General Discussion
In reply to the discussion: Switzerland to recognise homeopathy as legitimate medicine [View all]D Gary Grady
(133 posts)I bought something over the counter for an earache at a drugstore and didn't even notice it was homeopathic until after I'd tried it. As it happened, my earache didn't get better, but that proves nothing. Illnesses get better or worse for a variety of reasons, and in an individual case it's hard to be sure of the cause.
It makes more sense to test drugs in a way that takes into account the fact that various things, even our own positive and negative expectations, can throw off the results. Unfortunately, on the rare occasions that homeopathic remedies are tested that way, they don't do very well.

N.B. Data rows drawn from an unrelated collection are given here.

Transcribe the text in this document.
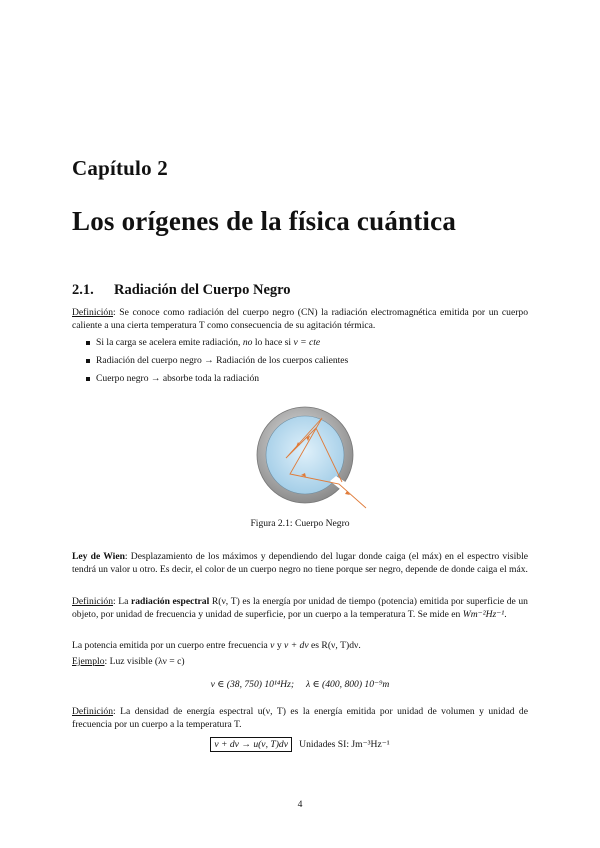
Capítulo 2
Los orígenes de la física cuántica
2.1. Radiación del Cuerpo Negro
Definición: Se conoce como radiación del cuerpo negro (CN) la radiación electromagnética emitida por un cuerpo caliente a una cierta temperatura T como consecuencia de su agitación térmica.
Si la carga se acelera emite radiación, no lo hace si v = cte
Radiación del cuerpo negro → Radiación de los cuerpos calientes
Cuerpo negro → absorbe toda la radiación
Figura 2.1: Cuerpo Negro
Ley de Wien: Desplazamiento de los máximos y dependiendo del lugar donde caiga (el máx) en el espectro visible tendrá un valor u otro. Es decir, el color de un cuerpo negro no tiene porque ser negro, depende de donde caiga el máx.
Definición: La radiación espectral R(ν, T) es la energía por unidad de tiempo (potencia) emitida por superficie de un objeto, por unidad de frecuencia y unidad de superficie, por un cuerpo a la temperatura T. Se mide en Wm⁻²Hz⁻¹.
La potencia emitida por un cuerpo entre frecuencia ν y ν + dν es R(ν, T)dν.
Ejemplo: Luz visible (λν = c)
ν ∈ (38, 750) 10¹⁴Hz;     λ ∈ (400, 800) 10⁻⁹m
Definición: La densidad de energía espectral u(ν, T) es la energía emitida por unidad de volumen y unidad de frecuencia por un cuerpo a la temperatura T.
ν + dν → u(ν, T)dν Unidades SI: Jm⁻³Hz⁻¹
4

Many people think that homeopathy has something to do with natural remedies, but it's actually something invented in the late 1700s based only theory and possibly an erroneous guess about how inoculation worked. The theory is that (1) somehow "like cures like" (illnesses can be treated by substances that cause the same symptoms), (2) high dilutions make a drug more effective (homeopathic dilutions are often so extreme that literally none of the original substance is found in a given dose), and (3) the underlying disease is irrelevant; just treat the symptoms (even though very different diseases can produce almost identical symptoms, such as hemorrhagic and ischemic stroke).
If homeopathy really worked, we'd all be taking homeopathic medicine all the time every time we eat or drink something with water in it. All water has been through a vapor phase then had something diluted in it that was then naturally percussed and re-diluted multiple times.